While engaging directly with the medium of television as a programming format, Channel G also existed beyond it (what David Joselit—as an advocate for interfering with the highly controlled space of television—might call ‘breaking open a closed circuit’3). Incorporating multiple cameras, a ‘green room’ and a ‘control panel’ that was used by Peoples to edit content while it unfolded, plus a much-used green screen that provided elaborate backdrops for each program, the gallery space acted as an open studio; a sort of ‘behind the scenes’ on permanent display for the duration of the exhibition, where gallery visitors could witness the filming in progress.

In spite of its technical site of production being grounded at West Space, Channel G was not predominantly experienced in the gallery. If, as Boris Groys supposes, contemporary spectators are spectators on the move,4 then Channel G prefigured our shifting context for spectatorship by inserting online digital platforms as its main viewing arena—with performances streamed live via channelg.tv and the website Ustream, as well as daily schedule updates and extracted playbacks appearing erratically on Channel G’s own Facebook page.The project existed in both real and virtual space, creating a decentralised model of engagement that afforded multiple typographies and temporalities for viewers to navigate.
Oscillating somewhere in the zone predicted by Marshall McLuhan where electronic media would come to replace visual culture, Channel G can be seen as a definite precursor to how a new generation might operate in the post-analog age.
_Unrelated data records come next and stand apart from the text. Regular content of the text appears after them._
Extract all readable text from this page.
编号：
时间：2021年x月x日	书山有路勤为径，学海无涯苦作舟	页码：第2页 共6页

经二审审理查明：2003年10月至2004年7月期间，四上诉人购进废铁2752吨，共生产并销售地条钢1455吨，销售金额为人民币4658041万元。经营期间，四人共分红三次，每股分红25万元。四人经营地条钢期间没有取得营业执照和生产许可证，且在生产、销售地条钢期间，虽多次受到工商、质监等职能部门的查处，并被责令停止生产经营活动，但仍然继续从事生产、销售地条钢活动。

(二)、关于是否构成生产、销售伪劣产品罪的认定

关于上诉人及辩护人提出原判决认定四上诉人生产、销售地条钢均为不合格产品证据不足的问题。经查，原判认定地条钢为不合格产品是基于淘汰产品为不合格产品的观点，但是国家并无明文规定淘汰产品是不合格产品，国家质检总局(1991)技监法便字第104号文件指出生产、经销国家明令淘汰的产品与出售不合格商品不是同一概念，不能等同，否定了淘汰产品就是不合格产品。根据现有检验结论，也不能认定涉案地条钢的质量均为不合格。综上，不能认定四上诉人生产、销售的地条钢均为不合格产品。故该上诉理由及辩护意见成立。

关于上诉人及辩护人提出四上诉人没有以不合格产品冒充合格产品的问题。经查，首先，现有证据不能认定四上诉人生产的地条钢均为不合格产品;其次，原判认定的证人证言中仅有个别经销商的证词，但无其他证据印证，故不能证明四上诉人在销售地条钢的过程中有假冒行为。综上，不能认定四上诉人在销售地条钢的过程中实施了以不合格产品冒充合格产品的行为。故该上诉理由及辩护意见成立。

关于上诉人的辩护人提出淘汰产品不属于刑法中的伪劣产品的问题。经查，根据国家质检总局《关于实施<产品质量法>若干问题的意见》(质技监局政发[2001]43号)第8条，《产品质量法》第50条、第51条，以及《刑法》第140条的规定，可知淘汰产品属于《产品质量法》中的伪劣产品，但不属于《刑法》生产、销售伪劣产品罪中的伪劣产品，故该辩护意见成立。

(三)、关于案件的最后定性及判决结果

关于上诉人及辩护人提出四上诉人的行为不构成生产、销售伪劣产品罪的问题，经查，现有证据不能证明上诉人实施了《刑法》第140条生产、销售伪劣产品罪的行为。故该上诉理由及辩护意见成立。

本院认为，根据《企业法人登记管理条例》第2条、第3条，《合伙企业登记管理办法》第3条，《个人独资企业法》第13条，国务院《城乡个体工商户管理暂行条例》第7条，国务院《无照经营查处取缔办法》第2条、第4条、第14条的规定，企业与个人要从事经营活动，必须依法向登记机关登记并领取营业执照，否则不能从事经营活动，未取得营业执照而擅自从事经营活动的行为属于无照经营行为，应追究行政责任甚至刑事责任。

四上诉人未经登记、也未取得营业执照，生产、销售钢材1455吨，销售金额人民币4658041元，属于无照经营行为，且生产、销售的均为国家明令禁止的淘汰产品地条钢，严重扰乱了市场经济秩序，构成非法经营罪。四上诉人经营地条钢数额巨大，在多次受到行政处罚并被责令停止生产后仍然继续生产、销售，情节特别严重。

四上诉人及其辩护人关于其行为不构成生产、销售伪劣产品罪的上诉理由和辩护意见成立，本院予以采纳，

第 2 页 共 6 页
Given that the internet now serves as a general environment within which all cultural production takes place,5 Channel G stands as a practical application of media technology and network communications within the realm of contemporary art. Perhaps most notably, the many novel modes of spectatorship and engagement that the project generated provide insight into how a work mediated by emergent screen cultures can exist beyond the site of the gallery. What else might be made of this, as yet, under-explored and under-utilised territory remains to be seen.

Patrice Sharkey is an independent curator and writer, and Assistant Curator and Registrar at Monash University Museum of Art.

1. Sean Peoples, email conversation with the author, 25/8/2013.

3. See David Joselit, Feedback: Television Against Democracy, The MIT Press, Cambridge, 2007.
4. Boris Groys, ‘Comrades of Time’, e-flux, vol.11, December 2009:http://www.e-flux.com/journal/comrades-of-time/ [accessed 20/10/2013].
5. Scott McQuire and Natalia Radywyl, ‘From Object to Platform: Art, digital technology and time’, Time & Society, vol. 19, 2010, pp. 5–19.